COMMENTARY The new iPad started shipping today. As expected, the media coverage was replete with stories about lines of eager shoppers -- including Apple (AAPL) co-founder Steve Wozniak -- waiting to get their hands on the company's latest tablet.
Part of the attraction relates to an emerging post-PC sensibility among users of consumer electronics. These are devices that do what people want, but in ways that are more convenient than a desktop or laptop. But there's something else going on with the iPad -- and with the iPhone, Android smartphones, and other new devices, for that matter. The fervor isn't strictly pragmatic, nor can it be explained by nearly fetishistic regard that some people seem to have for their iPads.
Rather, this deep cultural fascination with technology may represent something important to the future of computing -- a yearning to reconnect with the world in ways that seem new but that in reality go way back.
It's not that a tablet is suddenly superior to all other computing tools. I've recently bought and started using an Asus Transformer Prime (hate the name) tablet with a Bluetooth keyboard for business trips. The light weight is a pleasure, and there are some things that seem easier to do on it. For example, using a touch interface makes Google Reader much faster and easier to use than a PC-based application that constantly blows up. Yet jumping back and forth between applications isn't as fast on the device as on a laptop or desktop. Long-form writing with a screen keypad is misery.
In other words, it seems unlikely that millions of people are rushing out to buy an iPad because everything in the world for which they might use a computer is done more ably and swiftly by a tablet. So why the feeding frenzy? I think the answer relates to the addition of features like voice recognition, touch interfaces, ultra-high resolution, and non-touch gesture interfaces.
When life was hands-on
Not that long ago, people connected to the world either directly or through tools that inserted a single intermediate step. To make a piece of furniture, you used planes, saws, chisels, and hammers. Drawing a picture meant applying pencil to paper. Gardening was done with you on one end of a shovel and the ground on the other. Metal parts were machined with lathes and drill presses. Writing was done with pen and ink, or, for the time-driven professional, a typewriter spooling paper.

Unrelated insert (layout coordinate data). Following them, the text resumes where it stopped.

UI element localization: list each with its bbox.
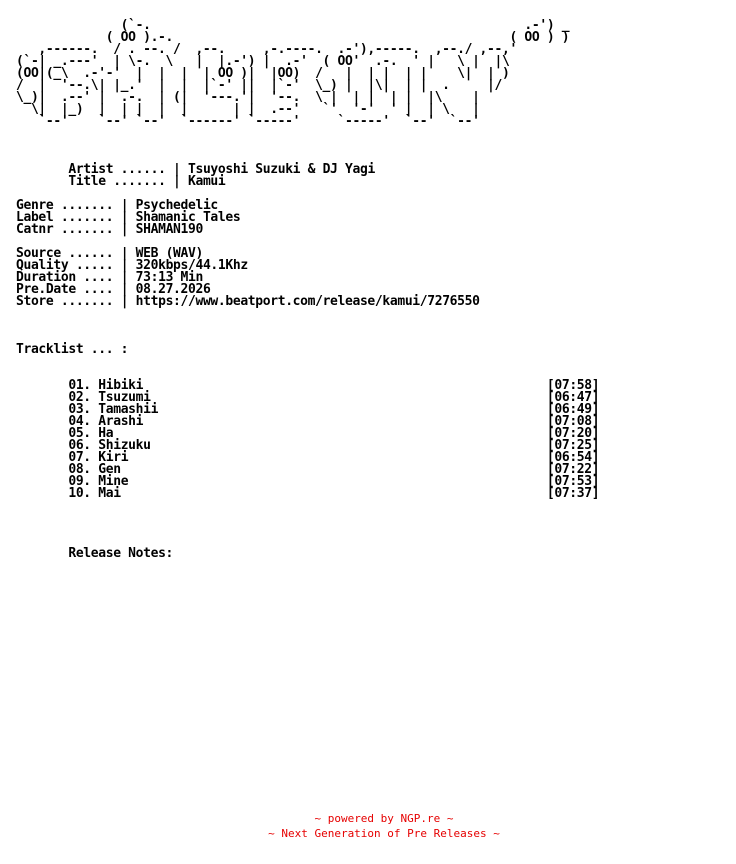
duration-value: 73:13 Min xyxy=(135,270,203,285)
powered-by-text: ~ powered by NGP.re ~ xyxy=(314,812,454,825)
track-title: Arashi xyxy=(98,414,144,429)
track-number: 02. xyxy=(68,390,91,405)
track-number: 01. xyxy=(68,378,91,393)
source-label: Source ...... xyxy=(16,246,121,261)
track-title: Ha xyxy=(98,426,114,441)
label-value: Shamanic Tales xyxy=(135,210,241,225)
track-duration: [07:58] xyxy=(546,378,600,393)
track-title: Mine xyxy=(98,474,129,489)
store-url: https://www.beatport.com/release/kamui/7276550 xyxy=(135,294,480,309)
track-number: 03. xyxy=(68,402,91,417)
genre-label: Genre ....... xyxy=(16,198,121,213)
track-number: 05. xyxy=(68,426,91,441)
title-value: Kamui xyxy=(188,174,226,189)
artist-label: Artist ...... xyxy=(68,162,174,177)
tracklist-heading: Tracklist ... : xyxy=(16,342,129,357)
track-title: Tamashii xyxy=(98,402,159,417)
track-number: 06. xyxy=(68,438,91,453)
track-title: Hibiki xyxy=(98,378,144,393)
track-duration: [07:25] xyxy=(546,438,600,453)
track-duration: [07:53] xyxy=(546,474,600,489)
quality-value: 320kbps/44.1Khz xyxy=(135,258,248,273)
quality-label: Quality ..... xyxy=(16,258,121,273)
tagline-text: ~ Next Generation of Pre Releases ~ xyxy=(268,827,500,840)
store-label: Store ....... xyxy=(16,294,121,309)
ascii-logo: (`-. .-') _ ( OO ).-. ( OO ) ) ,------. / . --. / ,--. ,-.----. .-'),-----. ,--./ ,--,' (`-| _.---' | \-. \ | |.-') | .-' ( OO' .-. ' | \ | |\ (OO|(_\ .-'-' | | | | OO )| |OO) / | | | | | \| | ) / | '--.\| |_.' | | |`-' || |`-' \_) | |\| | | . |/ \_)| .--' | .-. | (| '---.'| '--. \ | | | | | |\ | \| |_) | | | | | | | .--' `' '-' ' | | \ | `--' `--' `--' `------' `-----' `-----' `--' `--' xyxy=(16,18,570,129)
track-number: 09. xyxy=(68,474,91,489)
track-duration: [07:37] xyxy=(546,486,600,501)
release-notes-heading: Release Notes: xyxy=(68,546,174,561)
track-duration: [07:08] xyxy=(546,414,600,429)
artist-value: Tsuyoshi Suzuki & DJ Yagi xyxy=(188,162,375,177)
label-label: Label ....... xyxy=(16,210,121,225)
track-duration: [06:54] xyxy=(546,450,600,465)
track-title: Shizuku xyxy=(98,438,151,453)
predate-label: Pre.Date .... xyxy=(16,282,121,297)
track-number: 07. xyxy=(68,450,91,465)
track-title: Tsuzumi xyxy=(98,390,151,405)
nfo-text: (`-. .-') _ ( OO ).-. ( OO ) ) ,------. / . --. / ,--. ,-.----. .-'),-----. ,--./ ,--,' (`-| _.---' | \-. \ | |.-') | .-' ( OO' .-. ' | \ | |\ (OO|(_\ .-'-' | | | | OO )| |OO) / | | | | | \| | ) / | '--.\| |_.' | | |`-' || |`-' \_) | |\| | | . |/ \_)| .--' | .-. | (| '---.'| '--. \ | | | | | |\ | \| |_) | | | | | | | .--' `' '-' ' | | \ | `--' `--' `--' `------' `-----' `-----' `--' `--' Artist ...... | Tsuyoshi Suzuki & DJ Yagi Title ....... | Kamui Genre ....... | Psychedelic Label ....... | Shamanic Tales Catnr ....... | SHAMAN190 Source ...... | WEB (WAV) Quality ..... | 320kbps/44.1Khz Duration .... | 73:13 Min Pre.Date .... | 08.27.2026 Store ....... | https://www.beatport.com/release/kamui/7276550 Tracklist ... : 01. Hibiki [07:58] 02. Tsuzumi [06:47] 03. Tamashii [06:49] 04. Arashi [07:08] 05. Ha [07:20] 06. Shizuku [07:25] 07. Kiri [06:54] 08. Gen [07:22] 09. Mine [07:53] 10. Mai [07:37] Release Notes: xyxy=(16,18,600,561)
predate-value: 08.27.2026 xyxy=(135,282,211,297)
track-title: Gen xyxy=(98,462,121,477)
track-title: Kiri xyxy=(98,450,129,465)
track-number: 04. xyxy=(68,414,91,429)
track-number: 10. xyxy=(68,486,91,501)
track-duration: [07:22] xyxy=(546,462,600,477)
track-number: 08. xyxy=(68,462,91,477)
catnr-label: Catnr ....... xyxy=(16,222,121,237)
catnr-value: SHAMAN190 xyxy=(135,222,203,237)
title-label: Title ....... xyxy=(68,174,174,189)
track-duration: [06:47] xyxy=(546,390,600,405)
track-duration: [07:20] xyxy=(546,426,600,441)
track-title: Mai xyxy=(98,486,121,501)
source-value: WEB (WAV) xyxy=(135,246,203,261)
duration-label: Duration .... xyxy=(16,270,121,285)
track-duration: [06:49] xyxy=(546,402,600,417)
genre-value: Psychedelic xyxy=(135,198,218,213)
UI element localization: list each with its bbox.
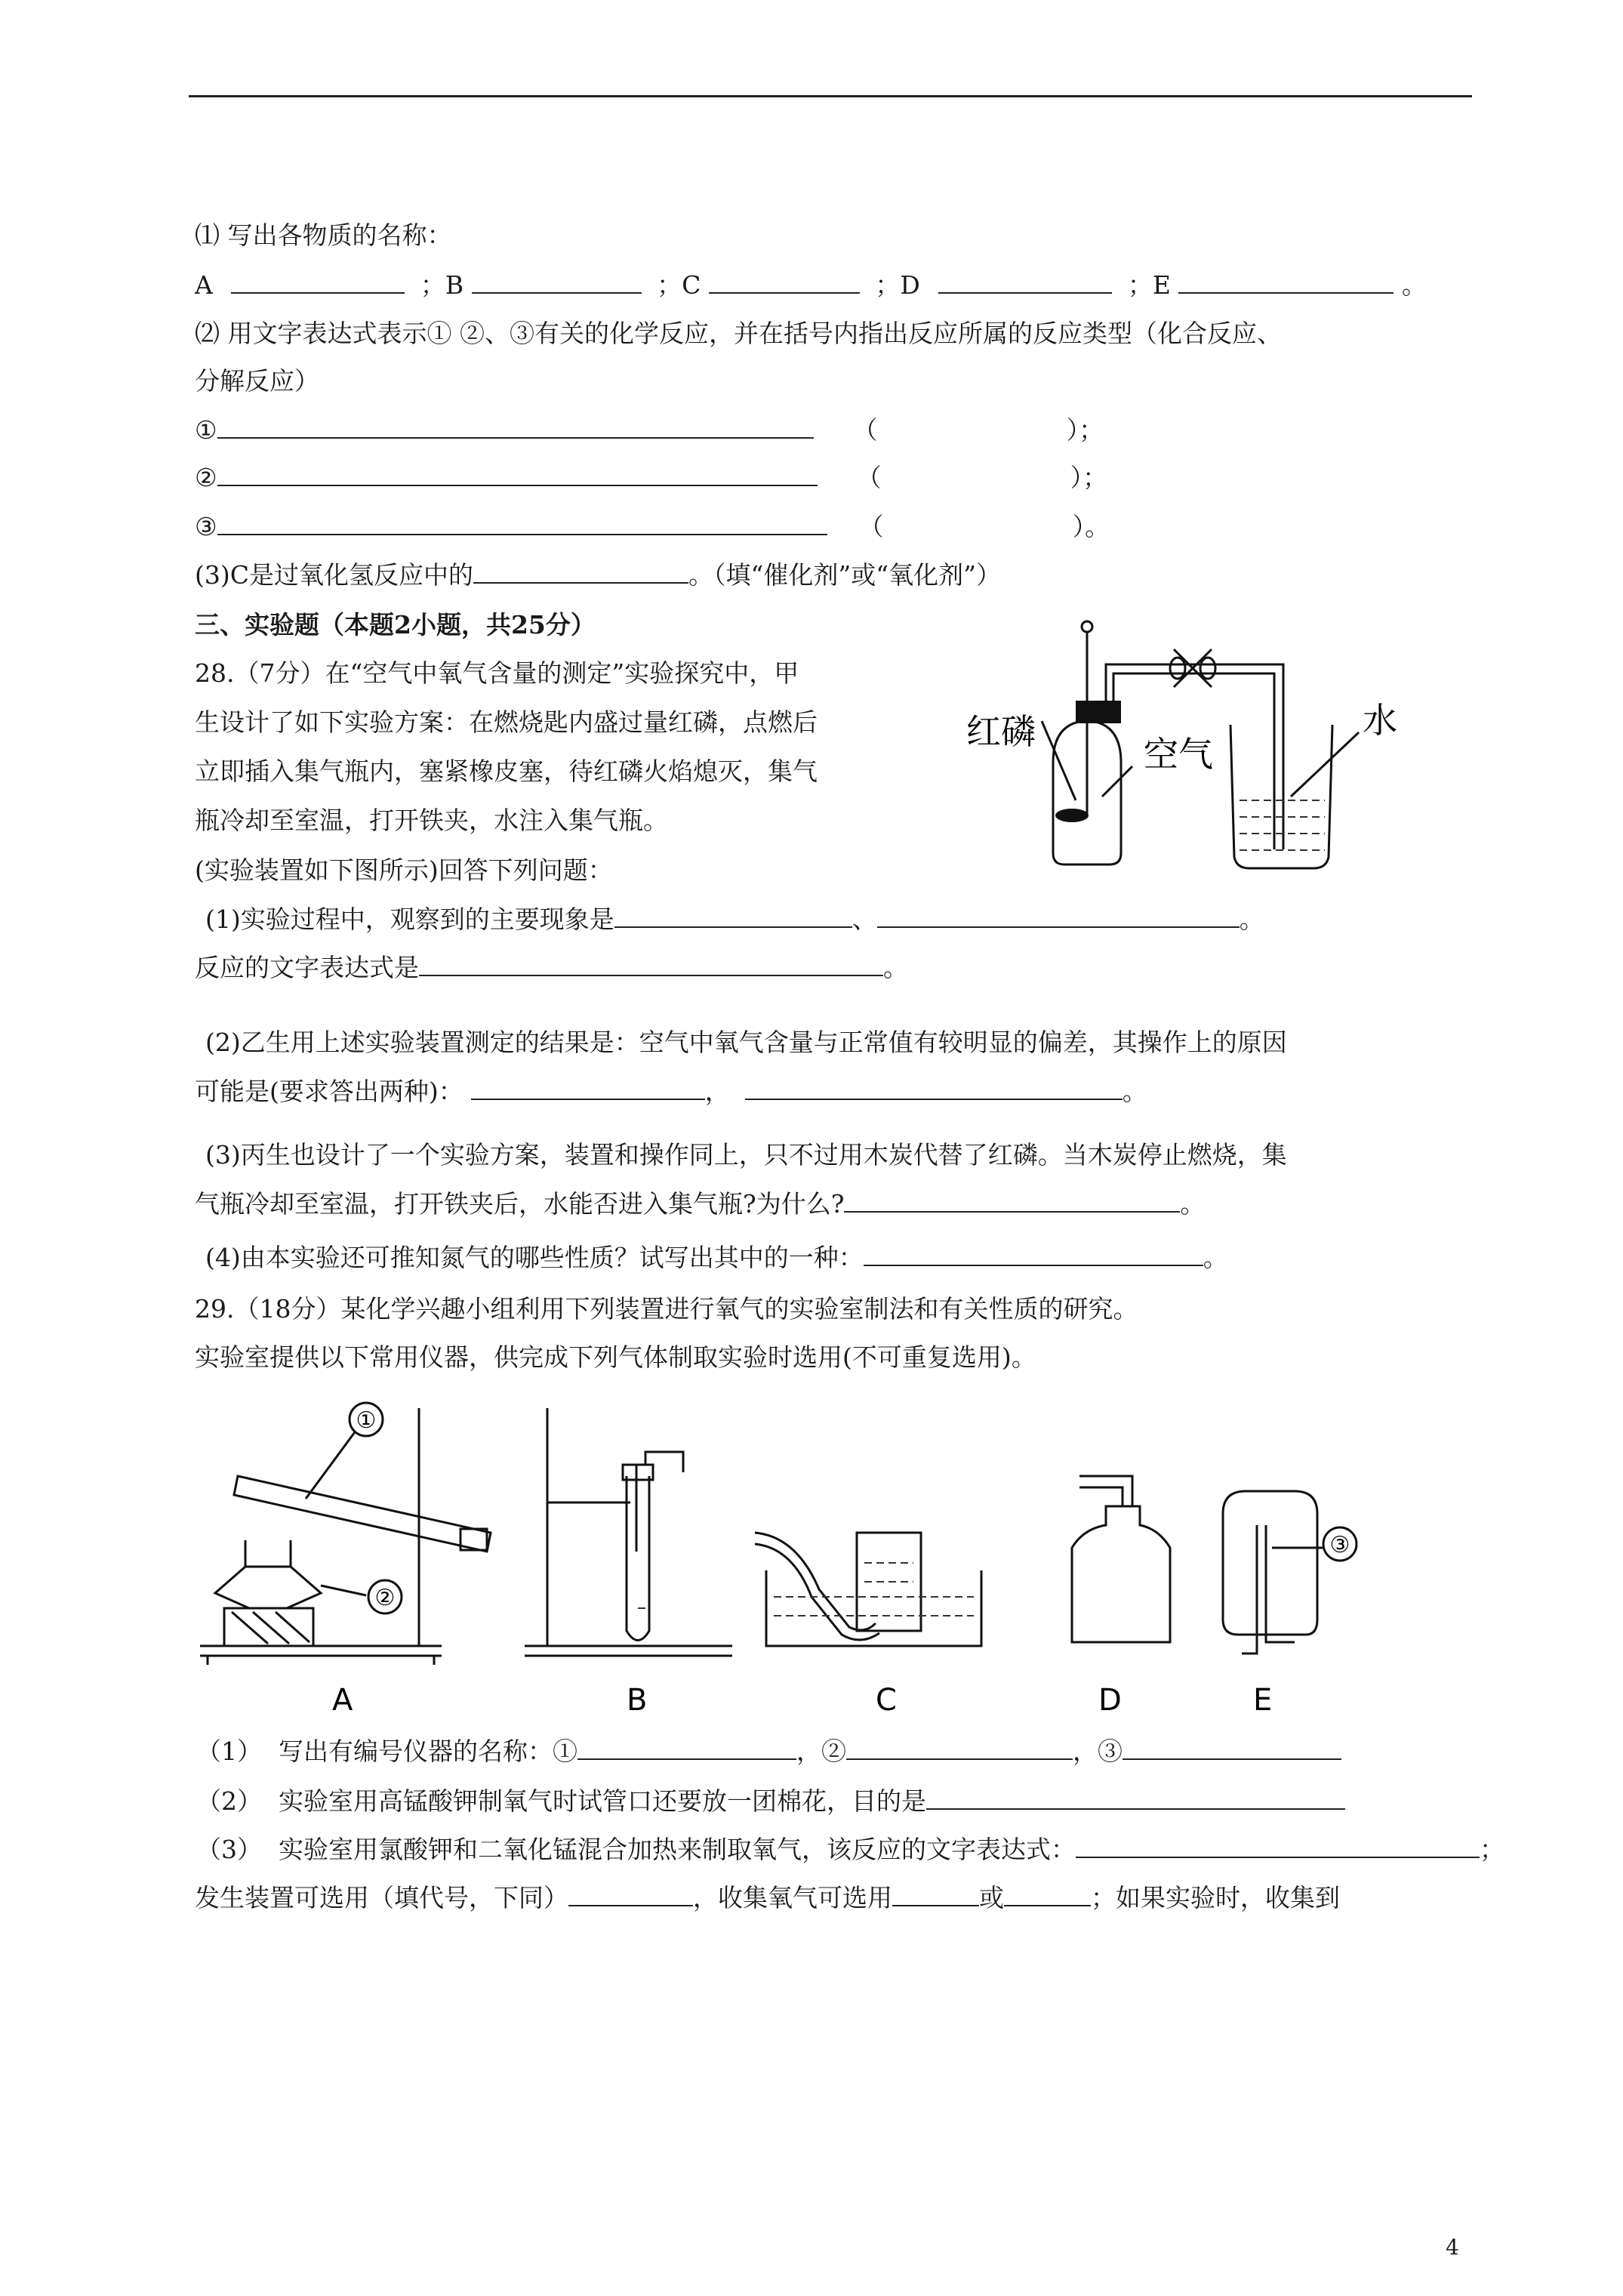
item-number: （3） xyxy=(196,1835,262,1864)
label-c: ；C xyxy=(657,270,701,300)
q29-sub3b-post: ；如果实验时，收集到 xyxy=(1091,1883,1340,1912)
answer-blank-e[interactable] xyxy=(1178,270,1394,294)
reaction-blank-3[interactable] xyxy=(217,511,827,535)
answer-blank-a[interactable] xyxy=(231,270,405,294)
period: 。 xyxy=(883,953,908,982)
instrument-blank-3[interactable] xyxy=(1123,1736,1341,1760)
period: 。 xyxy=(1122,1077,1147,1106)
paren-close: ）。 xyxy=(1072,512,1110,541)
label-red-phosphorus: 红磷 xyxy=(966,711,1036,752)
q27-part2-cont: 分解反应） xyxy=(195,366,319,396)
collector-blank-2[interactable] xyxy=(1004,1882,1091,1906)
gas-bottle-e xyxy=(1223,1491,1317,1635)
label-d: ；D xyxy=(875,270,920,300)
answer-blank-d[interactable] xyxy=(938,270,1112,294)
figure-label-b: B xyxy=(627,1683,648,1718)
period: 。 xyxy=(1203,1243,1228,1272)
q29-sub3-text: 实验室用氯酸钾和二氧化锰混合加热来制取氧气，该反应的文字表达式： xyxy=(279,1835,1076,1864)
q27-part3-hint: 。（填“催化剂”或“氧化剂”） xyxy=(688,560,1001,590)
type-blank-3[interactable] xyxy=(884,511,1073,535)
q29-sub3 xyxy=(196,1833,1504,1866)
reaction-blank-1[interactable] xyxy=(217,415,814,439)
circled-3: ③ xyxy=(195,512,217,541)
header-rule xyxy=(189,95,1472,97)
label-e: ；E xyxy=(1127,270,1171,300)
figure-label-a: A xyxy=(332,1683,353,1718)
instrument-blank-1[interactable] xyxy=(577,1736,796,1760)
item-number: （1） xyxy=(196,1737,262,1766)
nitrogen-blank[interactable] xyxy=(864,1242,1203,1266)
q28-sub4-text: (4)由本实验还可推知氮气的哪些性质？试写出其中的一种： xyxy=(205,1243,864,1272)
q29-sub1-text: 写出有编号仪器的名称：① xyxy=(279,1737,577,1766)
equation-blank[interactable] xyxy=(419,952,883,976)
q28-sub2b-text: 可能是(要求答出两种)： xyxy=(195,1077,463,1106)
answer-blank-b[interactable] xyxy=(472,270,642,294)
q27-part1-title: ⑴ 写出各物质的名称： xyxy=(195,220,452,250)
gas-bottle-d xyxy=(1072,1506,1170,1642)
instrument-blank-2[interactable] xyxy=(846,1736,1073,1760)
q27-part3-text: (3)C是过氧化氢反应中的 xyxy=(195,560,473,590)
label-air: 空气 xyxy=(1144,734,1213,775)
figure-label-d: D xyxy=(1098,1683,1122,1718)
q28-sub1-text: (1)实验过程中，观察到的主要现象是 xyxy=(205,905,614,934)
q28-sub2a: (2)乙生用上述实验装置测定的结果是：空气中氧气含量与正常值有较明显的偏差，其操作上的原因 xyxy=(205,1028,1287,1057)
test-tube-a xyxy=(234,1476,491,1552)
q28-sub1b xyxy=(195,951,908,985)
period: 。 xyxy=(1401,270,1427,300)
q29-sub: 实验室提供以下常用仪器，供完成下列气体制取实验时选用(不可重复选用)。 xyxy=(195,1342,1036,1372)
q28-intro-1: 28.（7分）在“空气中氧气含量的测定”实验探究中，甲 xyxy=(195,658,799,688)
reaction-blank-2[interactable] xyxy=(217,462,818,486)
q28-sub2b xyxy=(195,1075,1147,1108)
period: 。 xyxy=(1239,905,1264,934)
paren-open: （ xyxy=(858,512,884,541)
q29-sub1 xyxy=(196,1735,1341,1768)
lab-apparatus-figure xyxy=(192,1393,1370,1725)
generator-blank[interactable] xyxy=(568,1882,693,1906)
separator: 、 xyxy=(852,905,877,934)
semicolon: ； xyxy=(1480,1835,1504,1864)
paren-close: ）； xyxy=(1066,415,1104,445)
label-a: A xyxy=(195,270,213,300)
charcoal-blank[interactable] xyxy=(844,1188,1180,1213)
q29-sub3b xyxy=(195,1881,1340,1915)
reason-blank-2[interactable] xyxy=(745,1076,1123,1100)
marker-2-label: ② xyxy=(374,1585,396,1611)
q27-names-row xyxy=(195,269,1427,302)
q29-sub2 xyxy=(196,1785,1345,1818)
label-water: 水 xyxy=(1363,700,1397,741)
combustion-spoon xyxy=(1055,809,1089,822)
circled-1: ① xyxy=(195,415,217,445)
collector-blank-1[interactable] xyxy=(892,1882,979,1906)
paren-open: （ xyxy=(856,463,882,492)
separator: ， xyxy=(704,1077,730,1106)
circled-2: ② xyxy=(195,463,217,492)
or-text: 或 xyxy=(979,1883,1004,1912)
marker-1-label: ① xyxy=(356,1407,377,1434)
q29-sub3b-mid: ，收集氧气可选用 xyxy=(693,1883,892,1912)
cotton-purpose-blank[interactable] xyxy=(926,1786,1345,1810)
q28-intro-3: 立即插入集气瓶内，塞紧橡皮塞，待红磷火焰熄灭，集气 xyxy=(195,757,818,786)
page-number: 4 xyxy=(1446,2235,1459,2260)
figure-label-c: C xyxy=(876,1683,897,1718)
q28-intro-4: 瓶冷却至室温，打开铁夹，水注入集气瓶。 xyxy=(195,806,668,835)
q27-part3 xyxy=(195,559,1001,592)
phenomenon-blank-1[interactable] xyxy=(614,904,852,928)
paren-close: ）； xyxy=(1070,463,1108,492)
q28-sub1 xyxy=(205,903,1264,936)
marker-3-label: ③ xyxy=(1329,1532,1350,1558)
catalyst-blank[interactable] xyxy=(473,559,688,584)
q28-sub1b-text: 反应的文字表达式是 xyxy=(195,953,419,982)
type-blank-2[interactable] xyxy=(882,462,1070,486)
q28-intro-2: 生设计了如下实验方案：在燃烧匙内盛过量红磷，点燃后 xyxy=(195,707,818,737)
item-number: （2） xyxy=(196,1786,262,1816)
test-tube-b xyxy=(627,1476,649,1641)
water-trough xyxy=(766,1570,981,1646)
q27-part2-title: ⑵ 用文字表达式表示① ②、③有关的化学反应，并在括号内指出反应所属的反应类型（化合反应、 xyxy=(195,319,1282,348)
reaction-row-2 xyxy=(195,461,1107,495)
kclo3-equation-blank[interactable] xyxy=(1076,1834,1480,1858)
reaction-row-3 xyxy=(195,510,1110,544)
figure-label-e: E xyxy=(1253,1683,1273,1718)
type-blank-1[interactable] xyxy=(878,415,1067,439)
q28-sub3b xyxy=(195,1188,1205,1221)
q28-sub4 xyxy=(205,1241,1228,1274)
q28-setup: (实验装置如下图所示)回答下列问题： xyxy=(195,855,613,885)
paren-open: （ xyxy=(852,415,878,445)
period: 。 xyxy=(1180,1189,1206,1219)
phosphorus-apparatus-figure xyxy=(959,612,1427,880)
q28-sub3b-text: 气瓶冷却至室温，打开铁夹后，水能否进入集气瓶?为什么? xyxy=(195,1189,845,1219)
section-title: 三、实验题（本题2小题，共25分） xyxy=(195,610,596,639)
answer-blank-c[interactable] xyxy=(709,270,860,294)
rubber-stopper xyxy=(1076,701,1121,723)
q29-title: 29.（18分）某化学兴趣小组利用下列装置进行氧气的实验室制法和有关性质的研究。 xyxy=(195,1294,1138,1324)
alcohol-lamp xyxy=(215,1567,321,1608)
q29-sub3b-text: 发生装置可选用（填代号，下同） xyxy=(195,1883,568,1912)
separator: ，③ xyxy=(1073,1737,1123,1766)
reaction-row-1 xyxy=(195,414,1104,447)
label-b: ；B xyxy=(420,270,464,300)
separator: ，② xyxy=(796,1737,846,1766)
phenomenon-blank-2[interactable] xyxy=(877,904,1240,928)
reason-blank-1[interactable] xyxy=(471,1076,705,1100)
q29-sub2-text: 实验室用高锰酸钾制氧气时试管口还要放一团棉花，目的是 xyxy=(279,1786,926,1816)
q28-sub3a: (3)丙生也设计了一个实验方案，装置和操作同上，只不过用木炭代替了红磷。当木炭停止燃烧，集 xyxy=(205,1140,1287,1170)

Computers changed all that by adding a second or sometimes third step. Wood and metal tools were now computer controlled. Writing still happens on a keyboard, but the characters appear on a screen and are saved in an invisible format until a printer reproduces them. People drew with a mouse or, better, a graphics tablet. But there was no sensory feedback as you'd get with traditional media, which responded to a person's hands.
People's experience of the world also become more remote, though that had started long ago. Publishers brought the world to them, first through newspapers, then magazines, and finally television. But it was still at arm's length. The same was true with a computer. Yes, the Web could bring you amazing things, but they were on a screen.
Developments in tablets show how things are moving back in the other direction. As publishing consultant Bob Sacks told me, "The form-factor of the tablet gives you a greater sense of eliminating the rendering, and you're actually creating."
High-resolution screens move images to a level of reality beyond the current limitations ordinary screens, televisions, or printed paper. In their vibrancy, such images begins to approach photography, turning the tablet into a frame that you look through to see the world. Meanwhile, voice-interface capabilities transform the act of interacting with technology into something natural -- speaking and listening.
Tablets don't replace a more direct experience of the world, of course. They still come wrapped in glass and metal that are chilly to the touch. But they do veer away from what computers have offered for decades. Maybe that's why the enthusiasm for these devices has been so much greater than anyone, including Apple executives, may have expected.
People don't like living in isolation. The shift toward tablets -- and the intensity with which people are embracing them -- may represent the hope among tech users that, in time, all the sensory and experiential middlemen might again begin to fade away.